Before the 2023 census, Wakatipu Basin had a larger boundary, covering 59.51 km2. Using that boundary, Wakatipu Basin had a population of 1,356 at the 2018 New Zealand census, an increase of 198 people (17.1%) since the 2013 census, and an increase of 336 people (32.9%) since the 2006 census. There were 483 households, comprising 702 males and 654 females, giving a sex ratio of 1.07 males per female. The median age was 45.7 years (compared with 37.4 years nationally), with 258 people (19.0%) aged under 15 years, 192 (14.2%) aged 15 to 29, 690 (50.9%) aged 30 to 64, and 216 (15.9%) aged 65 or older.

Ethnicities were 92.7% European/Pākehā, 3.5% Māori, 0.2% Pasifika, 2.9% Asian, and 4.6% other ethnicities. People may identify with more than one ethnicity.

The percentage of people born overseas was 26.8, compared with 27.1% nationally.

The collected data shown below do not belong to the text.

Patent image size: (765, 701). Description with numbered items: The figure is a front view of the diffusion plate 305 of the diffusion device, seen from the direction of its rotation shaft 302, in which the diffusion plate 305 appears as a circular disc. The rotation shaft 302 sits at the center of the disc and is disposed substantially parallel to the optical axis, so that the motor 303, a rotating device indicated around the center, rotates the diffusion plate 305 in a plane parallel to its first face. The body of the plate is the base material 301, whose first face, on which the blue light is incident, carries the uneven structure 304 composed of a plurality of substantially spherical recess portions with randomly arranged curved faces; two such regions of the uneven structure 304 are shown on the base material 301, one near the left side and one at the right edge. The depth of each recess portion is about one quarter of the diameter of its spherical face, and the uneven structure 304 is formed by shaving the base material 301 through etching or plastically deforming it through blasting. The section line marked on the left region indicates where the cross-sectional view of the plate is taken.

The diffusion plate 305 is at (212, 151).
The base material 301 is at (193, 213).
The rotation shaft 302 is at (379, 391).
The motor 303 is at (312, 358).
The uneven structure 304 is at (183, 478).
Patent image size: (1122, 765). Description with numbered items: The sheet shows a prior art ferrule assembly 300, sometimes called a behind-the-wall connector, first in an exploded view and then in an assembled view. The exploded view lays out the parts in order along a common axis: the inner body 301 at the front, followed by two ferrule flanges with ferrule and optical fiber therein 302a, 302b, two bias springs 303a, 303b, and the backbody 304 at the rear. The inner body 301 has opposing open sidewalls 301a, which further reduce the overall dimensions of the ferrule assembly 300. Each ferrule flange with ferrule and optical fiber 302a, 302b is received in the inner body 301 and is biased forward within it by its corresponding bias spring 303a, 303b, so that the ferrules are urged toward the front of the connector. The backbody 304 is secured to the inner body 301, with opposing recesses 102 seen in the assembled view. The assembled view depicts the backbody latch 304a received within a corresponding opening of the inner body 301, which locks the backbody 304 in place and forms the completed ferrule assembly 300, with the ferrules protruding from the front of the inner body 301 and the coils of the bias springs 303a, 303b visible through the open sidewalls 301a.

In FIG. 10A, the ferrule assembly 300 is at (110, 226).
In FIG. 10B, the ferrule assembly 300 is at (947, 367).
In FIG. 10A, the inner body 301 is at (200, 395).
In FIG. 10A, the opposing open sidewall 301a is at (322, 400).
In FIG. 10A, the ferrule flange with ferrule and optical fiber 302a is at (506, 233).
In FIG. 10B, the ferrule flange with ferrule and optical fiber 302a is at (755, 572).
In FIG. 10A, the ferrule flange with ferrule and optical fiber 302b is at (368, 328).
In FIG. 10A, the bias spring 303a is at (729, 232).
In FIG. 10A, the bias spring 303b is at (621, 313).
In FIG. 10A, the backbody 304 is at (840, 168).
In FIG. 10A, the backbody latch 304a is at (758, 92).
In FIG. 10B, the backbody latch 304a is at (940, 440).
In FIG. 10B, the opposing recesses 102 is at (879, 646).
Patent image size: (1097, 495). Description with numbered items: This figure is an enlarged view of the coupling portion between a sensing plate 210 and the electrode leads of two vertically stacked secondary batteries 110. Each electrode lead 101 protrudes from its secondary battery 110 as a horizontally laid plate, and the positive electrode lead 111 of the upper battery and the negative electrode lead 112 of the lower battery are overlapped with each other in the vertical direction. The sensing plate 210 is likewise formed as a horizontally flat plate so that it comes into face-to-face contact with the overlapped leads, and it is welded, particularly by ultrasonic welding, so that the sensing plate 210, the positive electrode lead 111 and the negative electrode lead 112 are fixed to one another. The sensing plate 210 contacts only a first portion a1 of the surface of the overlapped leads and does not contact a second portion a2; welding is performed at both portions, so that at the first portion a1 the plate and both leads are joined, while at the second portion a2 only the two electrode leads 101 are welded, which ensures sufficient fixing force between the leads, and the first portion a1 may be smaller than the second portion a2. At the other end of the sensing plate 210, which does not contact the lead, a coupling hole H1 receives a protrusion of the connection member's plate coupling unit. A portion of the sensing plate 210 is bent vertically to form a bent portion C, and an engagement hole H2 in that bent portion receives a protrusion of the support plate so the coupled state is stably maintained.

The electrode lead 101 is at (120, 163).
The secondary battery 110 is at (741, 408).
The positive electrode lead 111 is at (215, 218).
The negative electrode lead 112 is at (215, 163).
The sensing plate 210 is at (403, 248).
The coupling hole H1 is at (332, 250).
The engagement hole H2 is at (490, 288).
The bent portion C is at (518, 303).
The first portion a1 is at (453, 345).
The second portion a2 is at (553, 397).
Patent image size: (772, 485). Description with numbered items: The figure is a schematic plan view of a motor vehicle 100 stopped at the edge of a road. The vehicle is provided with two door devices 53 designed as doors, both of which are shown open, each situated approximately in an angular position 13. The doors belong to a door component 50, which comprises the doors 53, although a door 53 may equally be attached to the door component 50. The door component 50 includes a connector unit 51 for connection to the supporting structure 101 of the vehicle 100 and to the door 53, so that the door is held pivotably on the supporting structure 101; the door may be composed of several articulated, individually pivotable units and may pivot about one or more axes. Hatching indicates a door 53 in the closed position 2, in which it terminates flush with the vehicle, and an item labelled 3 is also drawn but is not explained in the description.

Although some people chose not to answer the census's question about religious affiliation, 59.1% had no religion, 33.4% were Christian, 0.4% had Māori religious beliefs, 0.2% were Hindu, 0.2% were Buddhist and 1.8% had other religions.

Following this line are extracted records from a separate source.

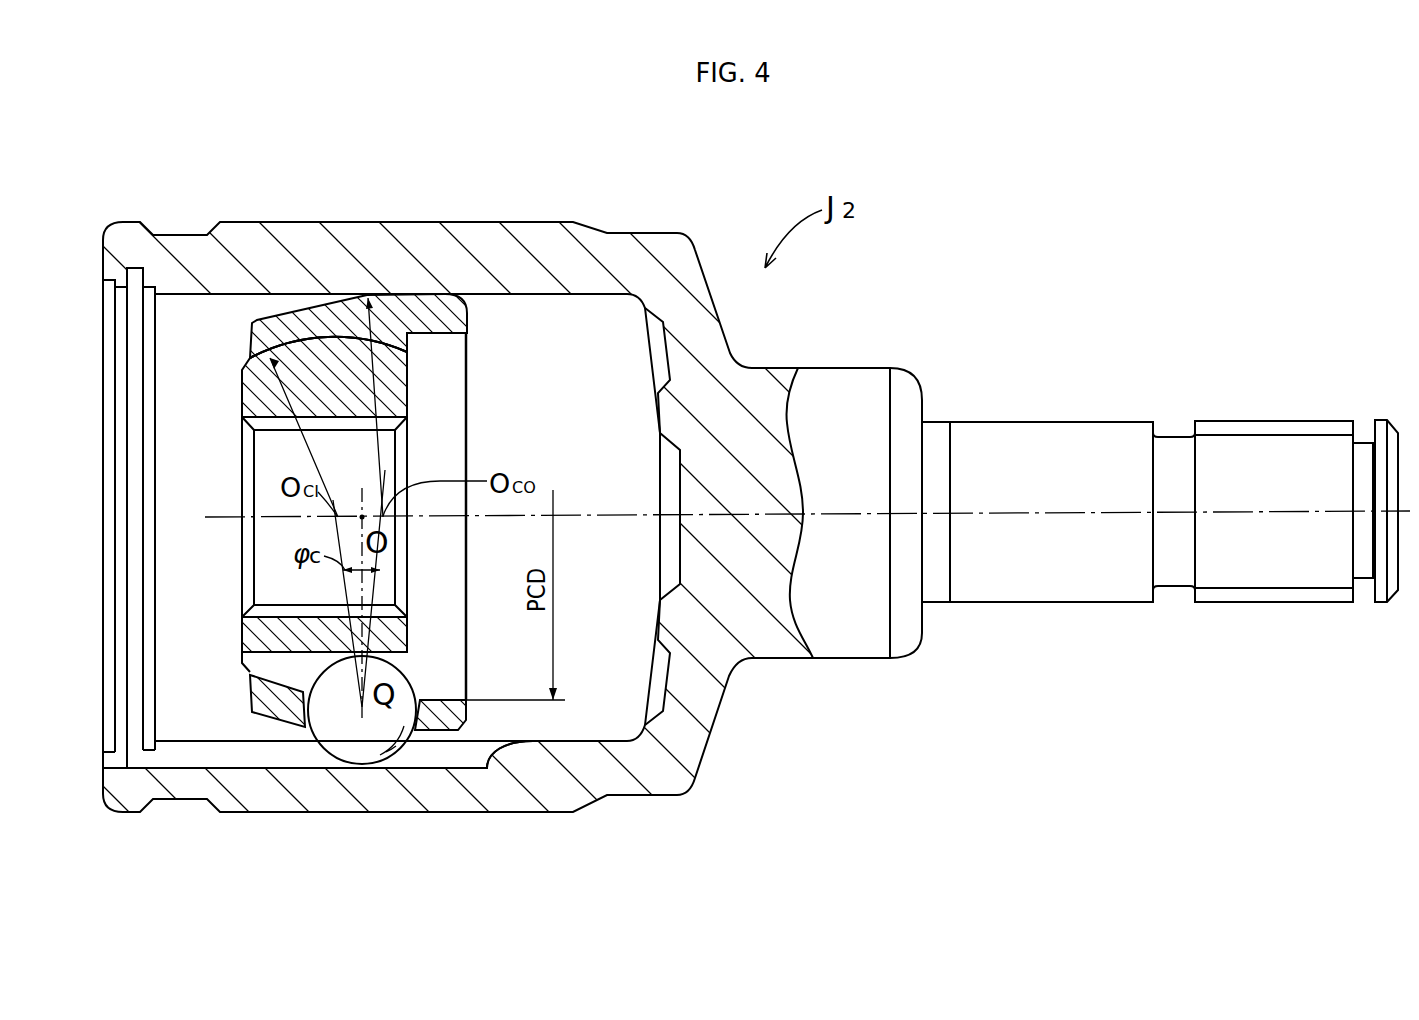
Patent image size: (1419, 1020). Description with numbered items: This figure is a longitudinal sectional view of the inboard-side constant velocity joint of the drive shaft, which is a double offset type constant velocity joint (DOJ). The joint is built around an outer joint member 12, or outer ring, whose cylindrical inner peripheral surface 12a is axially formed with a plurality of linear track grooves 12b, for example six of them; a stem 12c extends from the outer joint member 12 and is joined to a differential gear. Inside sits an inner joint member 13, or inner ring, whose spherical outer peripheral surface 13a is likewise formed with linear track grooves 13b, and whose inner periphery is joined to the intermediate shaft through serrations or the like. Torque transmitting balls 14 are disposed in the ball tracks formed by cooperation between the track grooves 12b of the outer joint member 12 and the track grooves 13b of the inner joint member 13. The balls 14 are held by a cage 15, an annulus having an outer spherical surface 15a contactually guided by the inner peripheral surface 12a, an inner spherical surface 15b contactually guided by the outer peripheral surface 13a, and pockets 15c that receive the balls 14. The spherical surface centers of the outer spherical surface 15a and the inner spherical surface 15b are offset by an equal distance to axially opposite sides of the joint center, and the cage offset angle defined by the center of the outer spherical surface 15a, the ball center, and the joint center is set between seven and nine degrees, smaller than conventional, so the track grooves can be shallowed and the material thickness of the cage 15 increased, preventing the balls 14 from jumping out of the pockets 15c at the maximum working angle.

The outer joint member 12 is at (627, 795).
The cylindrical inner peripheral surface 12a is at (554, 296).
The track grooves 12b is at (460, 753).
The stem 12c is at (1059, 422).
The inner joint member 13 is at (283, 633).
The spherical outer peripheral surface 13a is at (271, 352).
The track grooves 13b is at (250, 668).
The torque transmitting balls 14 is at (356, 764).
The cage 15 is at (300, 700).
The outer spherical surface 15a is at (437, 292).
The inner spherical surface 15b is at (350, 345).
The pockets 15c is at (422, 732).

Of those at least 15 years old, 381 (34.7%) people had a bachelor's or higher degree, and 81 (7.4%) people had no formal qualifications. The median income was $52,500, compared with $31,800 nationally. 402 people (36.6%) earned over $70,000 compared to 17.2% nationally. The employment status of those at least 15 was that 594 (54.1%) people were employed full-time, 186 (16.9%) were part-time, and 9 (0.8%) were unemployed.